According to PS Duckworth, he apprehended Alston and took him to the police station at Ashton.
When charged with the crime Alston had said: “I heard a noise about the hen cote and I got up to my window and saw two men, it was about four o’clock in the morning. I went downstairs and took my gun with me into the garden. I saw a man running away, and I shouted for him to stop. He would not, and I shot at him.”
Another witness was John Irvin, who had been a policeman at the time of the incident but was by then a canal bank ranger.
He corroborated what PS Duckworth had said and told how Alston’s son had informed him of the incident that morning and that he claimed he had found a net in the garden hedge and that a couple of pheasants were missing from the hen cote. The three of them had gone in search of the alleged poachers finally tracking down Gregory at Billington’s farm.
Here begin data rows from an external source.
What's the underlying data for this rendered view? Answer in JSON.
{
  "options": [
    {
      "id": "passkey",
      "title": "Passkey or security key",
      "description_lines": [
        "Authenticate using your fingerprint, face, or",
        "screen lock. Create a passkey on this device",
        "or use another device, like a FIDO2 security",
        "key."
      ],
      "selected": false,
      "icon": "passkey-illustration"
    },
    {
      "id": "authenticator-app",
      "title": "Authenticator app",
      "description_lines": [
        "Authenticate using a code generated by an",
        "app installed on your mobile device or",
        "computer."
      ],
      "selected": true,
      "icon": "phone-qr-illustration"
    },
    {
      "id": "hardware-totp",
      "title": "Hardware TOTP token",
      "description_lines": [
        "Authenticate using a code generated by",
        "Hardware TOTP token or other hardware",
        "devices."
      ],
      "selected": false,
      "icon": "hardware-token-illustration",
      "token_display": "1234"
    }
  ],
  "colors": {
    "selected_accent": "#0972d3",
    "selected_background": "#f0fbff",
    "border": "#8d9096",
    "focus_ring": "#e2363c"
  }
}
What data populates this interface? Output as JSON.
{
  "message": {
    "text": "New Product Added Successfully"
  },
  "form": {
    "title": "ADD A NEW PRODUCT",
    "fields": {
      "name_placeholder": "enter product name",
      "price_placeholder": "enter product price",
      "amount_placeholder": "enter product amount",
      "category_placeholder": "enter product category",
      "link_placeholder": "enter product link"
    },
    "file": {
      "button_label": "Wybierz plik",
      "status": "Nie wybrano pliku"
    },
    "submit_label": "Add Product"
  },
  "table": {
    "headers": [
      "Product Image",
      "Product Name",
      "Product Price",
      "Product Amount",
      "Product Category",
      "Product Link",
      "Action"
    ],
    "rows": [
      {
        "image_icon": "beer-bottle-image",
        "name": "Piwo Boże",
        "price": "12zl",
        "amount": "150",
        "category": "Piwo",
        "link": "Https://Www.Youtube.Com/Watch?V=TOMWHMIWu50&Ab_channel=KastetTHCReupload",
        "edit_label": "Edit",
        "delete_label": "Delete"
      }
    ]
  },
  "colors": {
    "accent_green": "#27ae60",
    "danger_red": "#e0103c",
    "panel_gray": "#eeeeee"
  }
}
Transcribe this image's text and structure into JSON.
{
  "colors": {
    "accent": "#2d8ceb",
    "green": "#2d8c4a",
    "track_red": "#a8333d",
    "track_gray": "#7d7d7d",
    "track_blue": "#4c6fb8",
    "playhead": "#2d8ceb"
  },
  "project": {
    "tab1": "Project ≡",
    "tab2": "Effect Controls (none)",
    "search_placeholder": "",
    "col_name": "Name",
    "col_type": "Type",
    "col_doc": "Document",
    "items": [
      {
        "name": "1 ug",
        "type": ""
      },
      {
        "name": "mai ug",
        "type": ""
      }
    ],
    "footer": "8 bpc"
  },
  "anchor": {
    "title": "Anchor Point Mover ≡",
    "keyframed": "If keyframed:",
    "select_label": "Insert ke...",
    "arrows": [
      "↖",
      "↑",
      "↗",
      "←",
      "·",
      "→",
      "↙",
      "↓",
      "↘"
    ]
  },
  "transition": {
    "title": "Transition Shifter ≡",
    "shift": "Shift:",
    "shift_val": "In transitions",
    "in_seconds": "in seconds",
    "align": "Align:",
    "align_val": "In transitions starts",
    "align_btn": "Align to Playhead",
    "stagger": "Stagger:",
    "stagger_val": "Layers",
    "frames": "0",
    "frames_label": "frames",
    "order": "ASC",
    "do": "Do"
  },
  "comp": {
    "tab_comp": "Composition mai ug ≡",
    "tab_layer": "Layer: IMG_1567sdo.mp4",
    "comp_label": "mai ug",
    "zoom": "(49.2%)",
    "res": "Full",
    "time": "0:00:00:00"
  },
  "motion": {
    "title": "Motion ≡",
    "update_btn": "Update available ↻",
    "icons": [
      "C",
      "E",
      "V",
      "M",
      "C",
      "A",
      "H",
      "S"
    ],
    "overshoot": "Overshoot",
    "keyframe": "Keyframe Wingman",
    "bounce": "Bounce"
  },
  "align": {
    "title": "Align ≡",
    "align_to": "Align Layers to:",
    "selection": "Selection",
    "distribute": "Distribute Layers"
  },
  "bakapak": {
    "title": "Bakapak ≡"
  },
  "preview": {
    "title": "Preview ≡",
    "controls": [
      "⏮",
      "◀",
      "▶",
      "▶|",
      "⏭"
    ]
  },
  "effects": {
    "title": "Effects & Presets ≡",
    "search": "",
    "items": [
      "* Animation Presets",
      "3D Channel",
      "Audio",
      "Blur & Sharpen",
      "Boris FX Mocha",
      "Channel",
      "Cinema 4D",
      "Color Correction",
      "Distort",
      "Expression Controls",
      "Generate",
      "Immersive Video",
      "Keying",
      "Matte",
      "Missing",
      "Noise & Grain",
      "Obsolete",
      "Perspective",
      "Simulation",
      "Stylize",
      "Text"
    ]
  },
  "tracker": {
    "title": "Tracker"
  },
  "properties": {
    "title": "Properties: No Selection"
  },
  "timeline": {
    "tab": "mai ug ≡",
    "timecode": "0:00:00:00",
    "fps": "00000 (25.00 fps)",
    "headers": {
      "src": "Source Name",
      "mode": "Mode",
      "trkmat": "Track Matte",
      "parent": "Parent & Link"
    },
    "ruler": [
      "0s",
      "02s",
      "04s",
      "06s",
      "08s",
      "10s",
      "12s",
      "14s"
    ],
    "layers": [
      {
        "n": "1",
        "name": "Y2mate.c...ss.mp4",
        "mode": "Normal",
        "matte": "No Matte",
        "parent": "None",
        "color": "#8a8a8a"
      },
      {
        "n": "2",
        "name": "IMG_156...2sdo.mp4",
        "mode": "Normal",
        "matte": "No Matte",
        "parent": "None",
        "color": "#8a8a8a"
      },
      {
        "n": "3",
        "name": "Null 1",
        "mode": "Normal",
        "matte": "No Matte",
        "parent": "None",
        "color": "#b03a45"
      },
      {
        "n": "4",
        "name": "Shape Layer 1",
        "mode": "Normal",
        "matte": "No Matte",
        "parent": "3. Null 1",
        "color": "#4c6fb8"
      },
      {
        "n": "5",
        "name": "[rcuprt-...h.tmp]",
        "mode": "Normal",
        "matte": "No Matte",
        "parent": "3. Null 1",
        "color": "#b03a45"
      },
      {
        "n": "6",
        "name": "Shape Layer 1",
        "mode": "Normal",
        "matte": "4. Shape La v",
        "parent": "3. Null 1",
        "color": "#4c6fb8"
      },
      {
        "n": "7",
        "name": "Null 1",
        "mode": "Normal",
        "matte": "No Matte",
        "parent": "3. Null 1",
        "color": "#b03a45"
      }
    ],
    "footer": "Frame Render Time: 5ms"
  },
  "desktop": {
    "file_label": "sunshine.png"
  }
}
Mr Blackhurst, on behalf of the accused, submitted that there was no proof of wounding with intent and that he simply fired to frighten the intruder into running away. Suggesting that Alston was only guilty of a misdemeanour. The prisoner was then committed to the Liverpool Assizes for trial, and admitted to bail.
In early February 1879 James Alston, who was described as an elderly man, appeared before Mr Justice Lindley at the Liverpool Assizes and he was defended by Mr Addison.
In his defence it was argued that he did not aim at Gregory, and that he merely fired off the gun to frighten any would-be poachers. The jury returned a verdict of acquittal.
His Lordship then addressed the prisoner thus: “You may leave the dock; but take my advice and do not shoot at people carelessly in your garden again. If you had killed this man you would have been in sad trouble.”